20 Years Ago: The Great Hank Williams Jr. Jewelry Heist


You’ve got to have some kind of courage to sneak into a man’s house and steal an entire 60-pound safe full of some estimated $500,000 in jewelry, especially when that man, his wife, and his kids are sleeping in the house at the time. You’ve got to be even more courageous when the owner of said house is Hank Williams Jr., known for writing and singing such songs as “A Country Boy Can Survive,” and owning more guns than some Canadian provinces.

It was 20 years ago today—January 19th, 2005—that a 22-year-old man by the name of Ryan Daniel Binkley decided to sneak into the 10,000-square-foot country retreat of Hank Jr’s near Paris, Tennessee. If you listen to the lyrics of “A Country Boy Can Survive,” that pretty much describes Hank Jr’s Paris property. It’s is the place where Hank Jr. keeps his Civil War cannon that he shoots off every 4th of July near Kentucky Lake.

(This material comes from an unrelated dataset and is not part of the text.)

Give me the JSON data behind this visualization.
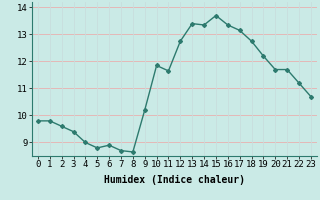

In 2005, some new neighbors had moved in down the way, and that included Ryan Daniel Binkley. He might have been dealing with some drug issues at the time, and was looking for a payday. How Binkley knew exactly where the safe was, and how he was able to sneak into the house undetected is uncertain. He might have been invited into the home previously and scoped it out. What we do know is that according to police, there was an alarm system on the property, but it wasn’t armed at the time.

When Hank Jr. and family later determined that the safe was missing, they had no clue, and no leads of where to start looking. It was like it vanished into thin air. It was only a stroke of luck that it was found.

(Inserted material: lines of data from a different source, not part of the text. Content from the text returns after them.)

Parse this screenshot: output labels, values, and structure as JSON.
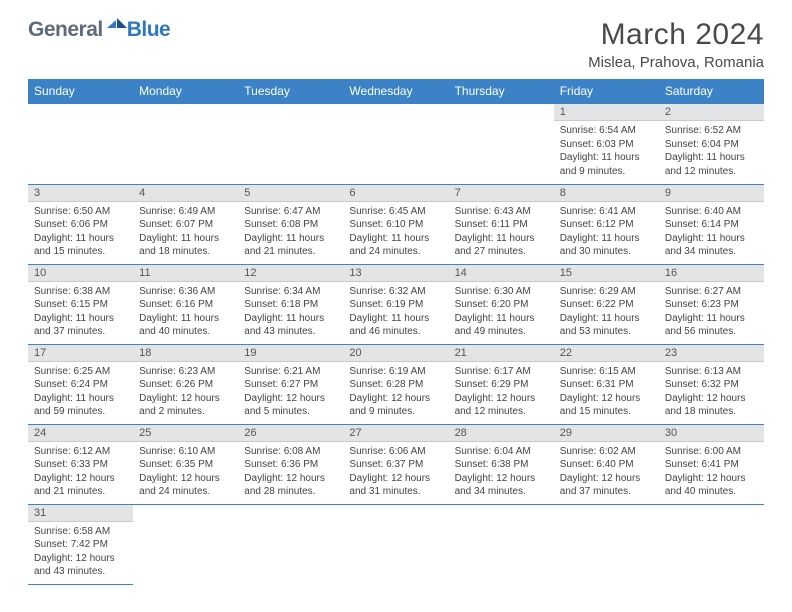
{
  "brand": {
    "part1": "General",
    "part2": "Blue"
  },
  "title": "March 2024",
  "location": "Mislea, Prahova, Romania",
  "colors": {
    "header_bg": "#3b82c7",
    "header_text": "#ffffff",
    "daynum_bg": "#e3e4e6",
    "rule": "#3b82c7",
    "brand_gray": "#5f6b78",
    "brand_blue": "#2f78c4"
  },
  "weekdays": [
    "Sunday",
    "Monday",
    "Tuesday",
    "Wednesday",
    "Thursday",
    "Friday",
    "Saturday"
  ],
  "labels": {
    "sunrise": "Sunrise: ",
    "sunset": "Sunset: ",
    "daylight": "Daylight: "
  },
  "startOffset": 5,
  "days": [
    {
      "n": 1,
      "sr": "6:54 AM",
      "ss": "6:03 PM",
      "dl": "11 hours and 9 minutes."
    },
    {
      "n": 2,
      "sr": "6:52 AM",
      "ss": "6:04 PM",
      "dl": "11 hours and 12 minutes."
    },
    {
      "n": 3,
      "sr": "6:50 AM",
      "ss": "6:06 PM",
      "dl": "11 hours and 15 minutes."
    },
    {
      "n": 4,
      "sr": "6:49 AM",
      "ss": "6:07 PM",
      "dl": "11 hours and 18 minutes."
    },
    {
      "n": 5,
      "sr": "6:47 AM",
      "ss": "6:08 PM",
      "dl": "11 hours and 21 minutes."
    },
    {
      "n": 6,
      "sr": "6:45 AM",
      "ss": "6:10 PM",
      "dl": "11 hours and 24 minutes."
    },
    {
      "n": 7,
      "sr": "6:43 AM",
      "ss": "6:11 PM",
      "dl": "11 hours and 27 minutes."
    },
    {
      "n": 8,
      "sr": "6:41 AM",
      "ss": "6:12 PM",
      "dl": "11 hours and 30 minutes."
    },
    {
      "n": 9,
      "sr": "6:40 AM",
      "ss": "6:14 PM",
      "dl": "11 hours and 34 minutes."
    },
    {
      "n": 10,
      "sr": "6:38 AM",
      "ss": "6:15 PM",
      "dl": "11 hours and 37 minutes."
    },
    {
      "n": 11,
      "sr": "6:36 AM",
      "ss": "6:16 PM",
      "dl": "11 hours and 40 minutes."
    },
    {
      "n": 12,
      "sr": "6:34 AM",
      "ss": "6:18 PM",
      "dl": "11 hours and 43 minutes."
    },
    {
      "n": 13,
      "sr": "6:32 AM",
      "ss": "6:19 PM",
      "dl": "11 hours and 46 minutes."
    },
    {
      "n": 14,
      "sr": "6:30 AM",
      "ss": "6:20 PM",
      "dl": "11 hours and 49 minutes."
    },
    {
      "n": 15,
      "sr": "6:29 AM",
      "ss": "6:22 PM",
      "dl": "11 hours and 53 minutes."
    },
    {
      "n": 16,
      "sr": "6:27 AM",
      "ss": "6:23 PM",
      "dl": "11 hours and 56 minutes."
    },
    {
      "n": 17,
      "sr": "6:25 AM",
      "ss": "6:24 PM",
      "dl": "11 hours and 59 minutes."
    },
    {
      "n": 18,
      "sr": "6:23 AM",
      "ss": "6:26 PM",
      "dl": "12 hours and 2 minutes."
    },
    {
      "n": 19,
      "sr": "6:21 AM",
      "ss": "6:27 PM",
      "dl": "12 hours and 5 minutes."
    },
    {
      "n": 20,
      "sr": "6:19 AM",
      "ss": "6:28 PM",
      "dl": "12 hours and 9 minutes."
    },
    {
      "n": 21,
      "sr": "6:17 AM",
      "ss": "6:29 PM",
      "dl": "12 hours and 12 minutes."
    },
    {
      "n": 22,
      "sr": "6:15 AM",
      "ss": "6:31 PM",
      "dl": "12 hours and 15 minutes."
    },
    {
      "n": 23,
      "sr": "6:13 AM",
      "ss": "6:32 PM",
      "dl": "12 hours and 18 minutes."
    },
    {
      "n": 24,
      "sr": "6:12 AM",
      "ss": "6:33 PM",
      "dl": "12 hours and 21 minutes."
    },
    {
      "n": 25,
      "sr": "6:10 AM",
      "ss": "6:35 PM",
      "dl": "12 hours and 24 minutes."
    },
    {
      "n": 26,
      "sr": "6:08 AM",
      "ss": "6:36 PM",
      "dl": "12 hours and 28 minutes."
    },
    {
      "n": 27,
      "sr": "6:06 AM",
      "ss": "6:37 PM",
      "dl": "12 hours and 31 minutes."
    },
    {
      "n": 28,
      "sr": "6:04 AM",
      "ss": "6:38 PM",
      "dl": "12 hours and 34 minutes."
    },
    {
      "n": 29,
      "sr": "6:02 AM",
      "ss": "6:40 PM",
      "dl": "12 hours and 37 minutes."
    },
    {
      "n": 30,
      "sr": "6:00 AM",
      "ss": "6:41 PM",
      "dl": "12 hours and 40 minutes."
    },
    {
      "n": 31,
      "sr": "6:58 AM",
      "ss": "7:42 PM",
      "dl": "12 hours and 43 minutes."
    }
  ]
}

Ryan Binkley was picked up on unrelated drug charges, and thrown in jail. Binkley then told his mother to look in his room where he had lots of jewelry she could sell to pay for a defense lawyer and bail. When the mother started looking through the jewelry and saw a ring from the CMA with Hank Jr.’s name engraved on it, she put two and two together.

The mother didn’t call the police, but she blathered about the matter to a friend who eventually did. “She got throwed between a rock and a hard place,” Sgt. Ron Eaker of the Henry County Sheriff’s Department said about the mother, and why they decided not to charge her. “She was basically scared.”

Binkley was already in the clink, but now he was charged with aggravated burglary and theft of property as well, along with the pending drug charges. His potential at bail was also revoked.

When the press got a hold of Hank Jr.’s long time manager and fellow musician Merle Kilgore, he said it best. “The real miracle is that Hank Jr. didn’t shoot that kid. Hank is an excellent shot and is surrounded by guns.”

As for Hank Jr. himself, when the press put in requests for comment about the incident, they were told he couldn’t be reached. Hank Jr. was out hunting.